Qatar Islamic Bank sets roadshow for sukuk; softer session for most EM; Lat-Am CDS widen

By Christine Van Dusen

Atlanta, Oct. 14 – Qatar Islamic Bank SAQ announced plans for a roadshow as bonds from Turkey were unchanged, Pakistan’s notes firmed up and Asian assets put in a quiet Wednesday session.

The Doha-based lender will issue dollar-denominated and benchmark-sized Islamic bonds via Barwa Bank, Citigroup, HSBC, Noor Bank, QInvest and Standard Chartered in a Regulation S deal.

“Markets again looking a touch softer after more weak data from China,” a London-based trader said. “The weak data has spurred more speculation that the PBOC will ease again before year-end, but I think expectations where somewhat baked in already.”

Bonds from Turkey opened almost unchanged on Wednesday, away from the wides seen on Tuesday, he said.

“I guess the Turkey short is probably getting a bit crowded, as it remains a consensus underweight, but there are plenty of reasons for why investors should be positioned that way,” he said. “Turkey banks and corporates were orderly, as sellers meet Street shorts, so we are not having the bottom-falling-out that we experienced a few weeks ago, when some of the corporates went almost no-bid.”

Pakistan’s curve remained mostly firm on Wednesday, though flows stalled, a trader said.

“The curve has almost normalized, apart from the Pakistan 2019 sukuk, which remains super-expensive,” he said.

Trading of Asian bonds was quiet during the morning session, opening soft but firming as real-money accounts selectively added corporate issues, a trader said.

“Bonds are 1 basis point to 2 bps tighter,” he said. “Also seeing interest in the laggards in the Korea space.”

Petronas quiet, wider

Bonds from Malaysia’s Petroliam Nasional Bhd. (Petronas) were mostly quiet and widened by about 2 bps amid some Street selling, he said.

“The tone in Asian credits remained constructive today, with investment grade financials closed unchanged to 3 bps tighter,” he said. “Korea financials grinded tighter, with off-the-runs catching up.
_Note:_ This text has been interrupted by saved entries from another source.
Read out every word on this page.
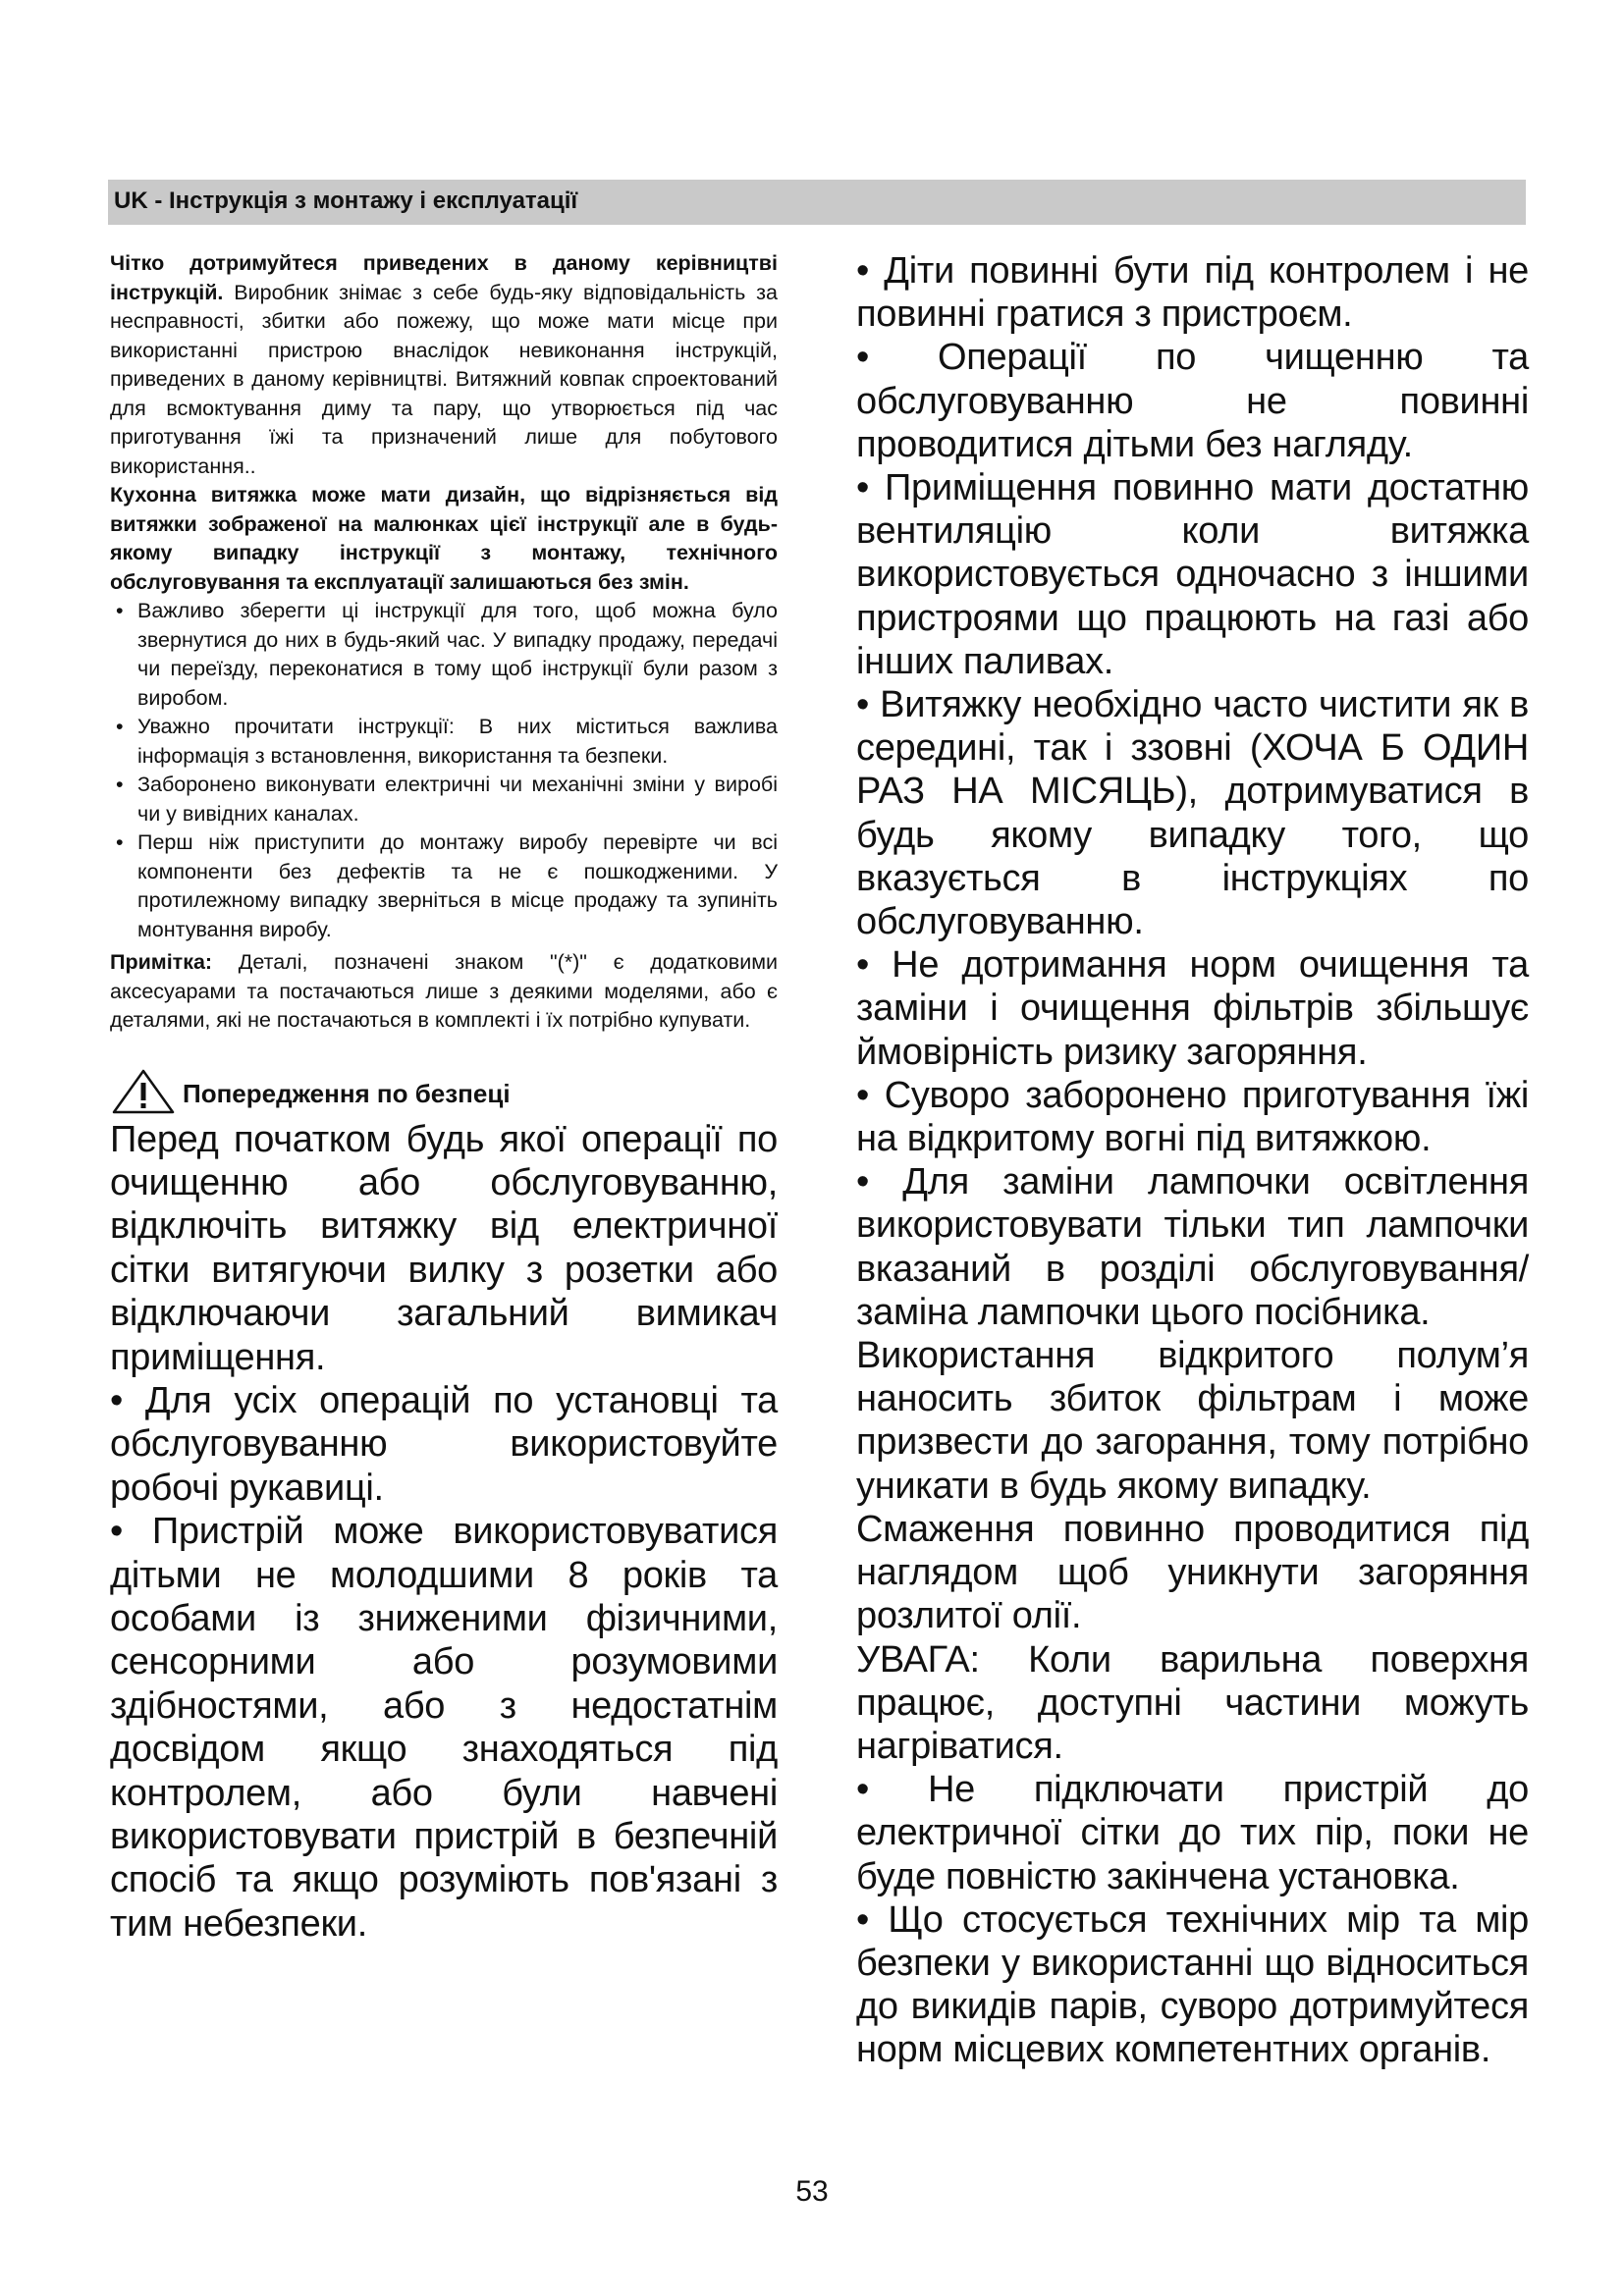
UK - Інструкція з монтажу і експлуатації

Чітко дотримуйтеся приведених в даному керівництві інструкцій. Виробник знімає з себе будь-яку відповідальність за несправності, збитки або пожежу, що може мати місце при використанні пристрою внаслідок невиконання інструкцій, приведених в даному керівництві. Витяжний ковпак спроектований для всмоктування диму та пару, що утворюється під час приготування їжі та призначений лише для побутового використання..

Кухонна витяжка може мати дизайн, що відрізняється від витяжки зображеної на малюнках цієї інструкції але в будь-якому випадку інструкції з монтажу, технічного обслуговування та експлуатації залишаються без змін.

• Важливо зберегти ці інструкції для того, щоб можна було звернутися до них в будь-який час. У випадку продажу, передачі чи переїзду, переконатися в тому щоб інструкції були разом з виробом.
• Уважно прочитати інструкції: В них міститься важлива інформація з встановлення, використання та безпеки.
• Заборонено виконувати електричні чи механічні зміни у виробі чи у вивідних каналах.
• Перш ніж приступити до монтажу виробу перевірте чи всі компоненти без дефектів та не є пошкодженими. У протилежному випадку зверніться в місце продажу та зупиніть монтування виробу.

Примітка: Деталі, позначені знаком "(*)" є додатковими аксесуарами та постачаються лише з деякими моделями, або є деталями, які не постачаються в комплекті і їх потрібно купувати.

Попередження по безпеці

Перед початком будь якої операції по очищенню або обслуговуванню, відключіть витяжку від електричної сітки витягуючи вилку з розетки або відключаючи загальний вимикач приміщення.

• Для усіх операцій по установці та обслуговуванню використовуйте робочі рукавиці.

• Пристрій може використовуватися дітьми не молодшими 8 років та особами із зниженими фізичними, сенсорними або розумовими здібностями, або з недостатнім досвідом якщо знаходяться під контролем, або були навчені використовувати пристрій в безпечній спосіб та якщо розуміють пов'язані з тим небезпеки.

• Діти повинні бути під контролем і не повинні гратися з пристроєм.

• Операції по чищенню та обслуговуванню не повинні проводитися дітьми без нагляду.

• Приміщення повинно мати достатню вентиляцію коли витяжка використовується одночасно з іншими пристроями що працюють на газі або інших паливах.

• Витяжку необхідно часто чистити як в середині, так і ззовні (ХОЧА Б ОДИН РАЗ НА МІСЯЦЬ), дотримуватися в будь якому випадку того, що вказується в інструкціях по обслуговуванню.

• Не дотримання норм очищення та заміни і очищення фільтрів збільшує ймовірність ризику загоряння.

• Суворо заборонено приготування їжі на відкритому вогні під витяжкою.

• Для заміни лампочки освітлення використовувати тільки тип лампочки вказаний в розділі обслуговування/заміна лампочки цього посібника.

Використання відкритого полум’я наносить збиток фільтрам і може призвести до загорання, тому потрібно уникати в будь якому випадку.

Смаження повинно проводитися під наглядом щоб уникнути загоряння розлитої олії.

УВАГА: Коли варильна поверхня працює, доступні частини можуть нагріватися.

• Не підключати пристрій до електричної сітки до тих пір, поки не буде повністю закінчена установка.

• Що стосується технічних мір та мір безпеки у використанні що відноситься до викидів парів, суворо дотримуйтеся норм місцевих компетентних органів.

53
India banks 1 bp to 3 bps tighter.”

Petrobras, Vale suffer

Looking to Latin America, many corporates put in a decent performance on Wednesday morning, but Brazil-based Petroleo Brasileiro SA remained under pressure, a New York-based trader said.
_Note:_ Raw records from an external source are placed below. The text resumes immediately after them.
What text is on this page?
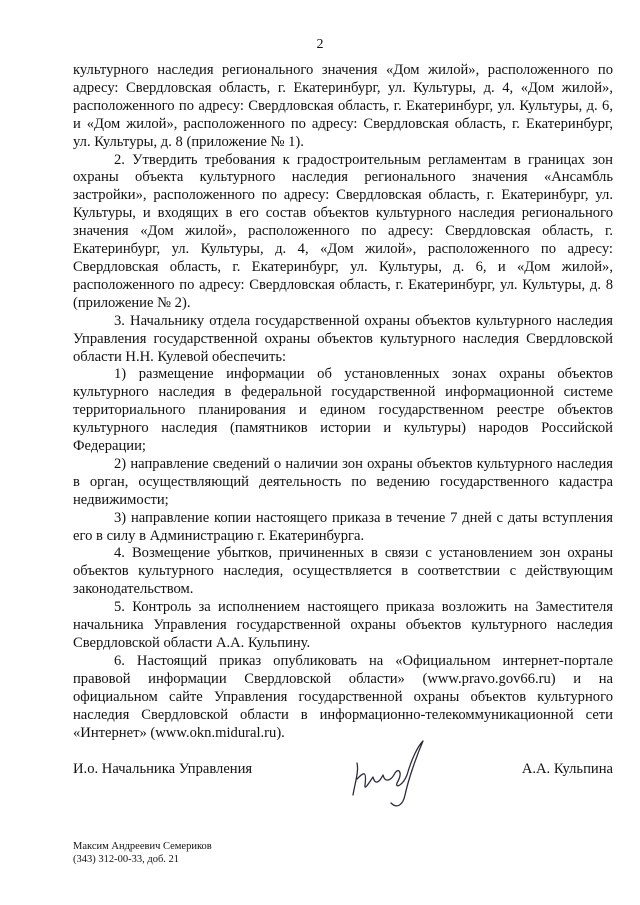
2

культурного наследия регионального значения «Дом жилой», расположенного по адресу: Свердловская область, г. Екатеринбург, ул. Культуры, д. 4, «Дом жилой», расположенного по адресу: Свердловская область, г. Екатеринбург, ул. Культуры, д. 6, и «Дом жилой», расположенного по адресу: Свердловская область, г. Екатеринбург, ул. Культуры, д. 8 (приложение № 1).

2. Утвердить требования к градостроительным регламентам в границах зон охраны объекта культурного наследия регионального значения «Ансамбль застройки», расположенного по адресу: Свердловская область, г. Екатеринбург, ул. Культуры, и входящих в его состав объектов культурного наследия регионального значения «Дом жилой», расположенного по адресу: Свердловская область, г. Екатеринбург, ул. Культуры, д. 4, «Дом жилой», расположенного по адресу: Свердловская область, г. Екатеринбург, ул. Культуры, д. 6, и «Дом жилой», расположенного по адресу: Свердловская область, г. Екатеринбург, ул. Культуры, д. 8 (приложение № 2).

3. Начальнику отдела государственной охраны объектов культурного наследия Управления государственной охраны объектов культурного наследия Свердловской области Н.Н. Кулевой обеспечить:

1) размещение информации об установленных зонах охраны объектов культурного наследия в федеральной государственной информационной системе территориального планирования и едином государственном реестре объектов культурного наследия (памятников истории и культуры) народов Российской Федерации;

2) направление сведений о наличии зон охраны объектов культурного наследия в орган, осуществляющий деятельность по ведению государственного кадастра недвижимости;

3) направление копии настоящего приказа в течение 7 дней с даты вступления его в силу в Администрацию г. Екатеринбурга.

4. Возмещение убытков, причиненных в связи с установлением зон охраны объектов культурного наследия, осуществляется в соответствии с действующим законодательством.

5. Контроль за исполнением настоящего приказа возложить на Заместителя начальника Управления государственной охраны объектов культурного наследия Свердловской области А.А. Кульпину.

6. Настоящий приказ опубликовать на «Официальном интернет-портале правовой информации Свердловской области» (www.pravo.gov66.ru) и на официальном сайте Управления государственной охраны объектов культурного наследия Свердловской области в информационно-телекоммуникационной сети «Интернет» (www.okn.midural.ru).

И.о. Начальника Управления	А.А. Кульпина
Максим Андреевич Семериков
(343) 312-00-33, доб. 21
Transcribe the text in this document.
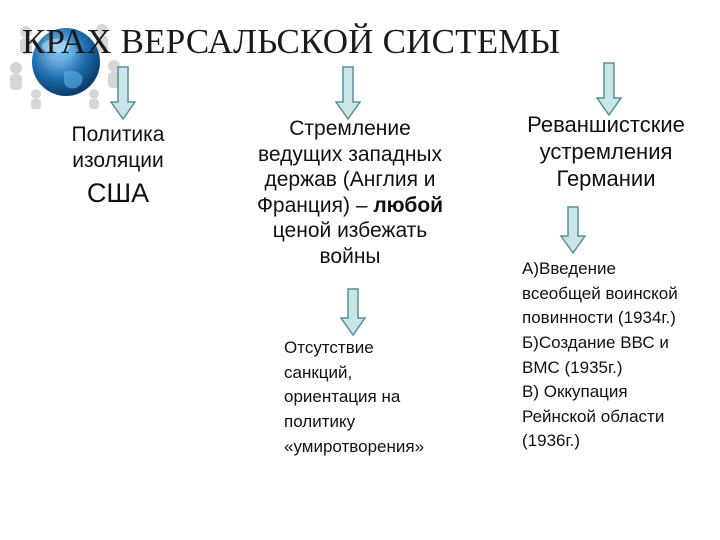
КРАХ ВЕРСАЛЬСКОЙ СИСТЕМЫ
Политика
изоляции
США
Стремление
ведущих западных
держав (Англия и
Франция) – любой
ценой избежать
войны
Отсутствие
санкций,
ориентация на
политику
«умиротворения»
Реваншистские
устремления
Германии
А)Введение
всеобщей воинской
повинности (1934г.)
Б)Создание ВВС и
ВМС (1935г.)
В) Оккупация
Рейнской области
(1936г.)
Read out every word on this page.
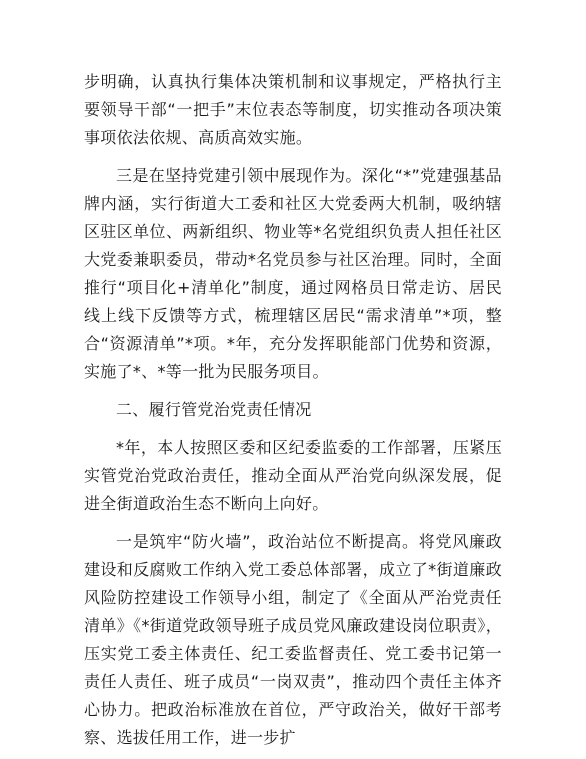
步明确，认真执行集体决策机制和议事规定，严格执行主要领导干部“一把手”末位表态等制度，切实推动各项决策事项依法依规、高质高效实施。

三是在坚持党建引领中展现作为。深化“*”党建强基品牌内涵，实行街道大工委和社区大党委两大机制，吸纳辖区驻区单位、两新组织、物业等*名党组织负责人担任社区大党委兼职委员，带动*名党员参与社区治理。同时，全面推行“项目化+清单化”制度，通过网格员日常走访、居民线上线下反馈等方式，梳理辖区居民“需求清单”*项，整合“资源清单”*项。*年，充分发挥职能部门优势和资源，实施了*、*等一批为民服务项目。

二、履行管党治党责任情况

*年，本人按照区委和区纪委监委的工作部署，压紧压实管党治党政治责任，推动全面从严治党向纵深发展，促进全街道政治生态不断向上向好。

一是筑牢“防火墙”，政治站位不断提高。将党风廉政建设和反腐败工作纳入党工委总体部署，成立了*街道廉政风险防控建设工作领导小组，制定了《全面从严治党责任清单》《*街道党政领导班子成员党风廉政建设岗位职责》，压实党工委主体责任、纪工委监督责任、党工委书记第一责任人责任、班子成员“一岗双责”，推动四个责任主体齐心协力。把政治标准放在首位，严守政治关，做好干部考察、选拔任用工作，进一步扩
Brazil’s Vale SA also widened on Wednesday after moving 10 bps out on Tuesday.

Street volumes remained strong for Colombia-based Ecopetrol SA’s curve, particularly the 2026s and 2045s, he said.
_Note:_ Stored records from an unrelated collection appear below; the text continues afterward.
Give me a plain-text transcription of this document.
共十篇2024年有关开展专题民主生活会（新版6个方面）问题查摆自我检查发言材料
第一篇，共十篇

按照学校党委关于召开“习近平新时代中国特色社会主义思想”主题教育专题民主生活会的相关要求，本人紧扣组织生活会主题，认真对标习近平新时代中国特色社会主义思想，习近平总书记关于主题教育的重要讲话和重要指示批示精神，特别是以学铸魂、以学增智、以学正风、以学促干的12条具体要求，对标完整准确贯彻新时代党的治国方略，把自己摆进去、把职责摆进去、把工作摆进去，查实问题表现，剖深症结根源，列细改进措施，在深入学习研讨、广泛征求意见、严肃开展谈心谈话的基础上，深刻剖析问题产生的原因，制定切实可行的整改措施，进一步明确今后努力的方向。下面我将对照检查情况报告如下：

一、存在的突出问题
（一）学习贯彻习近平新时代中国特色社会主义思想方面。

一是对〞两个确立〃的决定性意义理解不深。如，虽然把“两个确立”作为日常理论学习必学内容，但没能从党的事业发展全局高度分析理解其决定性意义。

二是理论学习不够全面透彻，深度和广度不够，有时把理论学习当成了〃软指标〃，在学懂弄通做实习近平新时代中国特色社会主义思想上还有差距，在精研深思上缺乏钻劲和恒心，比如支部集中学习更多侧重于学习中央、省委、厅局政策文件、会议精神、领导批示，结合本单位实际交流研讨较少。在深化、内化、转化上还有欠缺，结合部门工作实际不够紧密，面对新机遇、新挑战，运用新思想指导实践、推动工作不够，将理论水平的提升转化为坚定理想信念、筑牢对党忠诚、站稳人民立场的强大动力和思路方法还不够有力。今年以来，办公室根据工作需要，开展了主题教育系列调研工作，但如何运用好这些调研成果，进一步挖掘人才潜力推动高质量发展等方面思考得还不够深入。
Colombia, Mexico, Cemex firm

Bank paper from Colombia and Mexico remained firm amid better sentiment, the New York trader said.

Mexico-based Cemex SAB de CV was also firm on Wednesday, he said.

“Other Mexican high-grade issues also remain firm, but I’m not sure they are ready for another leg higher here as valuations ... are keeping a lid on performance,” he said.

Swaps move out

At the end of the day, Brazil’s five-year credit default swaps spreads closed at 452 bps from 450 bps after trading as tight as 440 bps earlier in the session, another trader said.

Mexico’s credit default swaps moved to 161 bps from 156 bps while cash prices for most Latin American sovereigns tried to adjust to spread and Treasury moves.

High-yield names from the region did manage to eke out gains, with PDVSA’s 2017s closing at 68.60 from 68.50 and Venezuela’s 2027s closing at 42.50 from 41.70, he said.

“Volumes continue to be on the lighter side despite the pickup in volatility, with two-way flows,” he said.